Oak Ridge Principal Aaron Palm shared that he often sees students who have “24/7 anxiety because of having to protect their online reputations.”

“As an adult who didn’t grow up with social media, I can self-regulate my use,” Palm continued. “How quickly can we instill skills so kids today can have the positive experience online many adults have?”

Palm shared data that found while 75 percent of Oak Ridge students say they feel “safe” at school, 25 percent do not. He explained that many students feel the need to constantly check their phones to see what is being said about them online. “They are not afraid of physical safety, but of harassment,” Palm said. “Physical safety has gone to social and emotional safety fears.”

El Dorado County deputy district attorney Lisette Suder said she works to prosecute perpetrators in many sexual assault and cyber safety cases, with 30 current open cases relating to victims ages 5 to 13 years old. Stating that it’s actually “rare” for a victim to be “drugged and kidnapped,” Suder explained that children are more likely to be groomed and go with a person they come to believe “understands and accepts them in ways their parents and friends can’t.”

“Next thing you know they are agreeing to meet,” she continued. “It is heartbreaking to see the devastation and shock when these children learn (the perpetrator) is doing the same thing to others.”

District attorney investigator John Robertson shared his concern about geotagging. “Location data and even home address can be captured as part of the grooming process,” he said.

Deputy Dave Turnage is a school resource officer in the county. He said he views cyber bullying as “a major issue” on school campuses today. Turnage said in his experience, he thinks 50 percent of teens have sent or received a nude or a semi-nude picture. Even with the most popular used platform, Snapchat, which supposedly deletes an image after viewing, a screen shot can be taken and then inappropriate images may be shared hundreds of times.

“This is where I come in,” Suder said. “It is also illegal to share these photos.” She explained that there are separate penal codes for possessing, duplicating, exchanging or producing an image of a child engaged in sexual conduct.

“This could be displaying genitals or buttocks in a suggestive way,” Suder said. “The laws apply to youths and adults and penalties could range from misdemeanors to felonies.”

Robertson said he has seen an “uptick” in sextortion cases, where victims are blackmailed to send more inappropriate pictures or the first ones will be shared. “The key is not letting these pictures out there to begin with,” he said.

Suder noted that it is also illegal to post rude or vicious personal attacks online or to post another person’s personal information online. Repeated or unwanted contact and outright threats are also illegal.

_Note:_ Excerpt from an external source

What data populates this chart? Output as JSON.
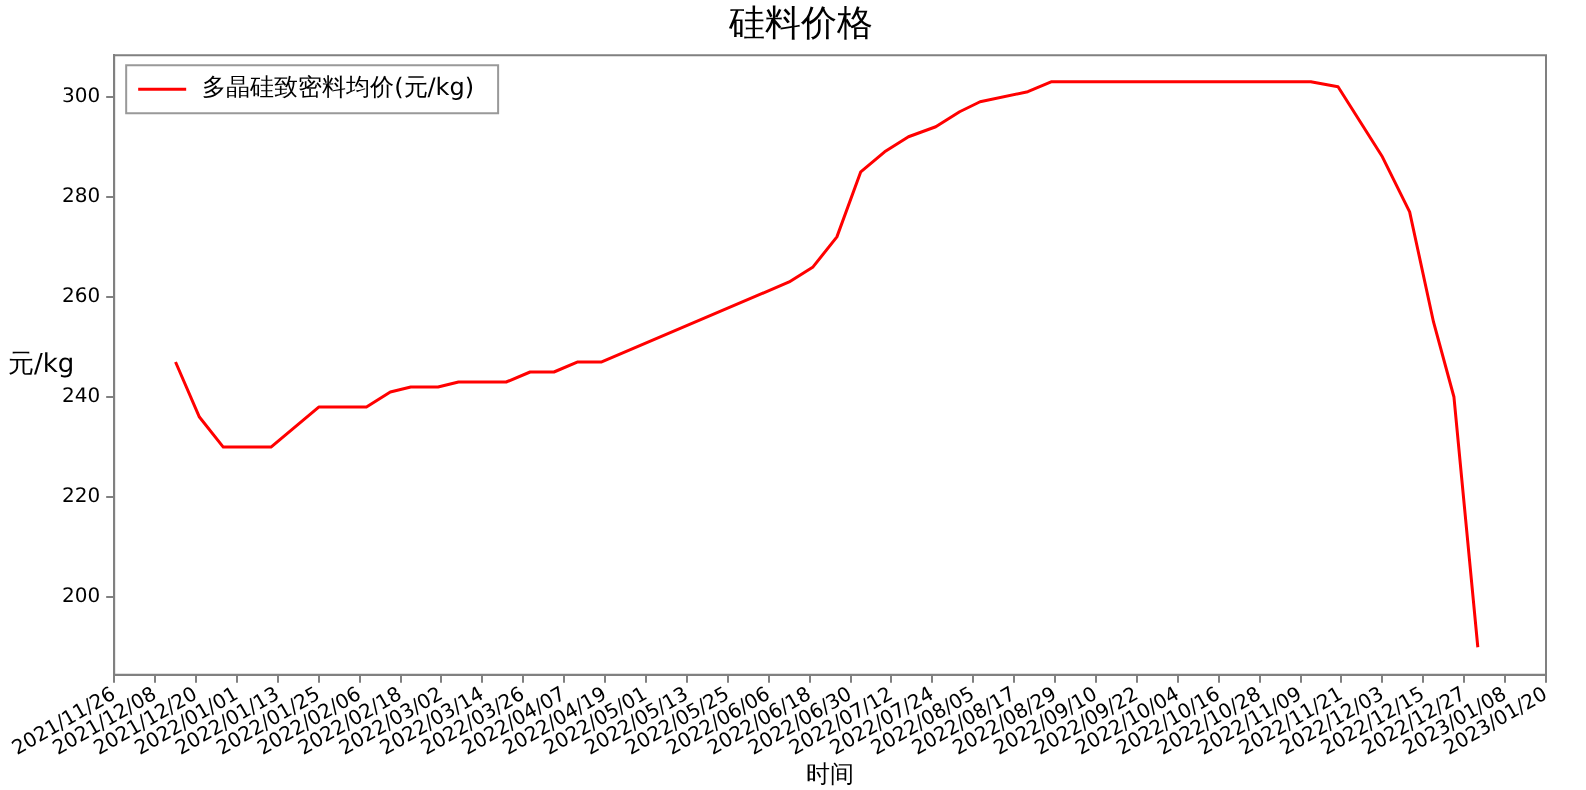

Suder said she has found that the biggest issue is getting victims to come forward. “Parents need to stay vigilant,” she said. “Enforce the rules about internet and phone use. Know passwords, email addresses and phone numbers. Set parental controls.”

Folsom resident Jennifer DeLugach told Village Life that she came to the event to stay up to date with new technologies that her children may be exposed to. The mother of three children ages 16, 13 and 11 said, “I don’t want to invade my kids’ privacy, but I want to protect them too. It’s hard to find the right balance.”

“The worst thing you can do is give kids unlimited access to technology,” Turnage said during the presentation. “The best thing is to limit access and set parental controls.”

And while it’s difficult to stay ahead — District Attorney Vern Pierson gave the analogy of kids as “digital natives” to their “digital immigrant” parents — Suder cautioned, “Study up. Your kids are smarter than you … their safety outweighs their privacy.”